Moonbase Alpha remains available on Steam, and a modified version has been playable at an exhibit at the Museum of Science and Industry in Tampa, Florida since 2012.

== Gameplay ==
Moonbase Alpha is a three-dimensional simulation game playable either as single-player or multi-player with up to six players. The player controls an astronaut who must repair or replace equipment damaged by a nearby meteor impact in an outpost on the Moon within a limited amount of time. The player uses a welding torch or a wrench; however, they can only carry one tool. The player repairs equipment by doing mini-games; for instance, welding repairs are done by tracing circuit lines.

The size of the game map varies by the number of players in a server. A time limit of 25 minutes is set to repair the outpost, although this time limit can be turned off.

Players can control a repair robot that carries a welding torch or a holding arm to make repairs in inaccessible areas. Repair robots can only be controlled through a console within a range limit. Players can also drive a lunar rover to travel across the map.

==Plot==
Moonbase Alpha is set in the year 2025. As a meteor impact damages an outpost near the Moon's South Pole, the player must take control of a member of the outpost's research team and repair the outpost to save the personnel on board before they asphyxiate within 25 minutes. These tasks include repairing vital components of the life support system, solar panel array and oxygen units, and can be accomplished with a wide variety of tools ranging from robotic repair units to the lunar rover.

==Development and release==
Moonbase Alpha was designed as a precursor to Astronaut: Moon, Mars and Beyond, NASA's massively multiplayer online game that was never released. The game intended to encourage interest in space exploration in young children. Because the game is meant to be a collaborative effort, the repair mission can be conducted by six players with an additional six observers. An online leaderboard is included, encouraging players to use teamwork to help repair the station faster and earn high rankings.
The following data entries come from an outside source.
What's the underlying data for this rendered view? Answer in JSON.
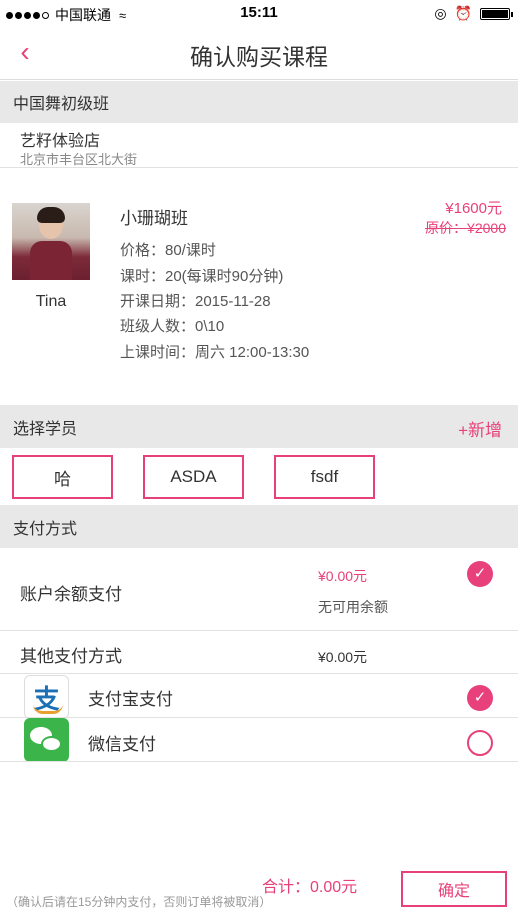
{
  "status_bar": {
    "carrier": "中国联通",
    "time": "15:11"
  },
  "nav": {
    "back_icon": "chevron-left-icon",
    "title": "确认购买课程"
  },
  "course_section": {
    "header": "中国舞初级班",
    "store_name": "艺籽体验店",
    "store_address": "北京市丰台区北大街"
  },
  "course": {
    "teacher_name": "Tina",
    "class_name": "小珊瑚班",
    "price_line": "价格：80/课时",
    "hours_line": "课时：20(每课时90分钟)",
    "start_date_line": "开课日期：2015-11-28",
    "capacity_line": "班级人数：0\\10",
    "schedule_line": "上课时间：周六 12:00-13:30",
    "price_now": "¥1600元",
    "price_original": "原价：¥2000"
  },
  "students": {
    "header": "选择学员",
    "add_label": "+新增",
    "items": [
      "哈",
      "ASDA",
      "fsdf"
    ]
  },
  "payment": {
    "header": "支付方式",
    "balance_label": "账户余额支付",
    "balance_amount": "¥0.00元",
    "balance_note": "无可用余额",
    "other_label": "其他支付方式",
    "other_amount": "¥0.00元",
    "alipay_label": "支付宝支付",
    "wechat_label": "微信支付"
  },
  "footer": {
    "total": "合计：0.00元",
    "confirm_label": "确定",
    "note": "（确认后请在15分钟内支付，否则订单将被取消）"
  },
  "colors": {
    "accent": "#e8407a",
    "section_bg": "#e8e8e8"
  }
}
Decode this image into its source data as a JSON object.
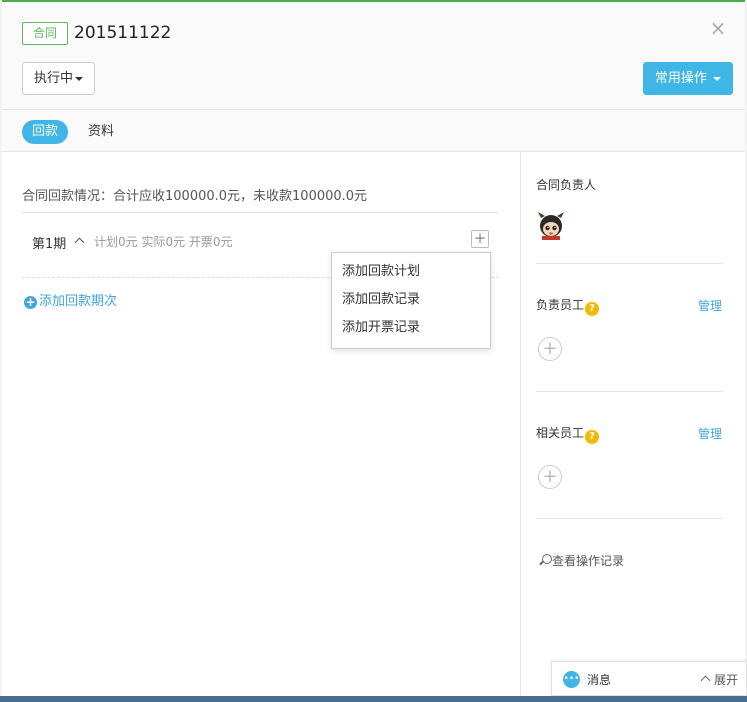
{
  "header": {
    "tag": "合同",
    "contract_no": "201511122",
    "close_label": "×",
    "status_label": "执行中",
    "ops_label": "常用操作"
  },
  "tabs": [
    {
      "label": "回款",
      "active": true
    },
    {
      "label": "资料",
      "active": false
    }
  ],
  "main": {
    "summary": "合同回款情况：合计应收100000.0元，未收款100000.0元",
    "period": {
      "name": "第1期",
      "stats": "计划0元 实际0元 开票0元",
      "add_symbol": "+"
    },
    "add_period_label": "添加回款期次",
    "add_period_symbol": "+"
  },
  "menu": {
    "items": [
      "添加回款计划",
      "添加回款记录",
      "添加开票记录"
    ]
  },
  "side": {
    "owner_title": "合同负责人",
    "responsible_title": "负责员工",
    "responsible_manage": "管理",
    "related_title": "相关员工",
    "related_manage": "管理",
    "help_symbol": "?",
    "add_symbol": "+",
    "log_label": "查看操作记录"
  },
  "message_bar": {
    "label": "消息",
    "expand_label": "展开"
  },
  "colors": {
    "accent": "#3fb6e6",
    "tag_green": "#5cb85c",
    "link_blue": "#3fa4de",
    "help_yellow": "#f5b800"
  }
}
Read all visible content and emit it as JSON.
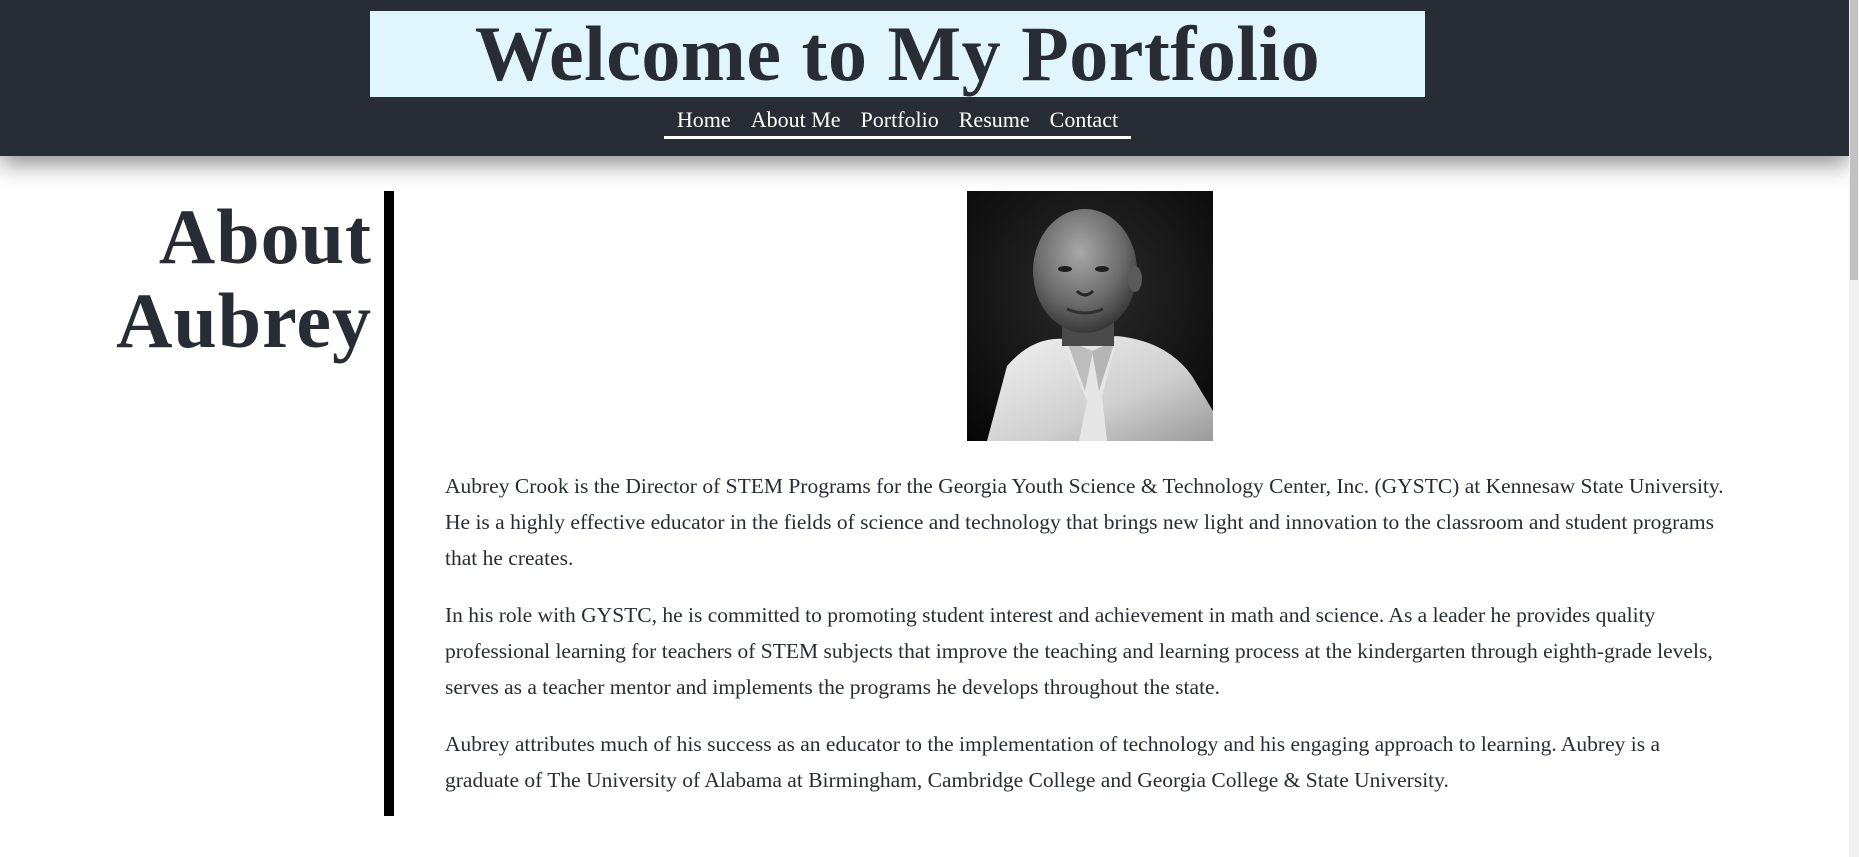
{
  "header": {
    "title": "Welcome to My Portfolio",
    "nav": [
      {
        "label": "Home"
      },
      {
        "label": "About Me"
      },
      {
        "label": "Portfolio"
      },
      {
        "label": "Resume"
      },
      {
        "label": "Contact"
      }
    ]
  },
  "about": {
    "heading": "About Aubrey",
    "portrait_icon": "portrait-photo",
    "paragraphs": [
      "Aubrey Crook is the Director of STEM Programs for the Georgia Youth Science & Technology Center, Inc. (GYSTC) at Kennesaw State University. He is a highly effective educator in the fields of science and technology that brings new light and innovation to the classroom and student programs that he creates.",
      "In his role with GYSTC, he is committed to promoting student interest and achievement in math and science. As a leader he provides quality professional learning for teachers of STEM subjects that improve the teaching and learning process at the kindergarten through eighth-grade levels, serves as a teacher mentor and implements the programs he develops throughout the state.",
      "Aubrey attributes much of his success as an educator to the implementation of technology and his engaging approach to learning. Aubrey is a graduate of The University of Alabama at Birmingham, Cambridge College and Georgia College & State University."
    ]
  },
  "colors": {
    "header_bg": "#282c34",
    "title_box_bg": "#e0f5fc",
    "text": "#282c34",
    "divider": "#000000"
  }
}
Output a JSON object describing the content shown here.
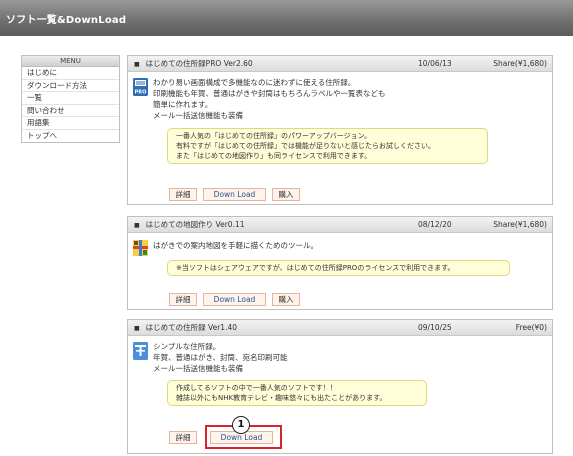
{
  "header": {
    "title": "ソフト一覧&DownLoad"
  },
  "sidebar": {
    "menu_label": "MENU",
    "items": [
      "はじめに",
      "ダウンロード方法",
      "一覧",
      "問い合わせ",
      "用語集",
      "トップへ"
    ]
  },
  "panels": [
    {
      "title": "はじめての住所録PRO Ver2.60",
      "date": "10/06/13",
      "price": "Share(¥1,680)",
      "desc": [
        "わかり易い画面構成で多機能なのに迷わずに使える住所録。",
        "印刷機能も年賀、普通はがきや封筒はもちろんラベルや一覧表なども",
        "簡単に作れます。",
        "メール一括送信機能も装備"
      ],
      "note": [
        "一番人気の「はじめての住所録」のパワーアップバージョン。",
        "有料ですが「はじめての住所録」では機能が足りないと感じたらお試しください。",
        "また「はじめての地図作り」も同ライセンスで利用できます。"
      ],
      "buttons": {
        "detail": "詳細",
        "download": "Down Load",
        "buy": "購入"
      },
      "icon": "pro-address-book-icon"
    },
    {
      "title": "はじめての地図作り Ver0.11",
      "date": "08/12/20",
      "price": "Share(¥1,680)",
      "desc": [
        "はがきでの案内地図を手軽に描くためのツール。"
      ],
      "note": [
        "※当ソフトはシェアウェアですが、はじめての住所録PROのライセンスで利用できます。"
      ],
      "buttons": {
        "detail": "詳細",
        "download": "Down Load",
        "buy": "購入"
      },
      "icon": "map-maker-icon"
    },
    {
      "title": "はじめての住所録 Ver1.40",
      "date": "09/10/25",
      "price": "Free(¥0)",
      "desc": [
        "シンプルな住所録。",
        "年賀、普通はがき、封筒、宛名印刷可能",
        "メール一括送信機能も装備"
      ],
      "note": [
        "作成してるソフトの中で一番人気のソフトです！！",
        "雑誌以外にもNHK教育テレビ・趣味悠々にも出たことがあります。"
      ],
      "buttons": {
        "detail": "詳細",
        "download": "Down Load"
      },
      "icon": "address-book-icon"
    }
  ],
  "annotation": {
    "callout_number": "1",
    "highlight_color": "#d9232b"
  }
}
The game was designed using the Unreal Engine 3. NASA announced in December 2009 that a demo of the game would be available on Steam in January 2010. In June 2010, the game was announced for a release date on July 6, 2010.

==Reception==
Moonbase Alpha was released to mixed reception. Gameplanet gave the game a score of 6/10, feeling that it was too short and needed more diverse missions, but noted that it was still quite well-made for a free game. Common Sense Media said the game "shows students practical challenges of space", but that it was held back by poor introductory tutorials.

Moonbase Alpha also spawned a meme surrounding the DECtalk text-to-speech functionality within its internal chat system, where users would spam certain nonsensical phrases and words into its chat rooms, parsed by the TTS system in a humorous manner.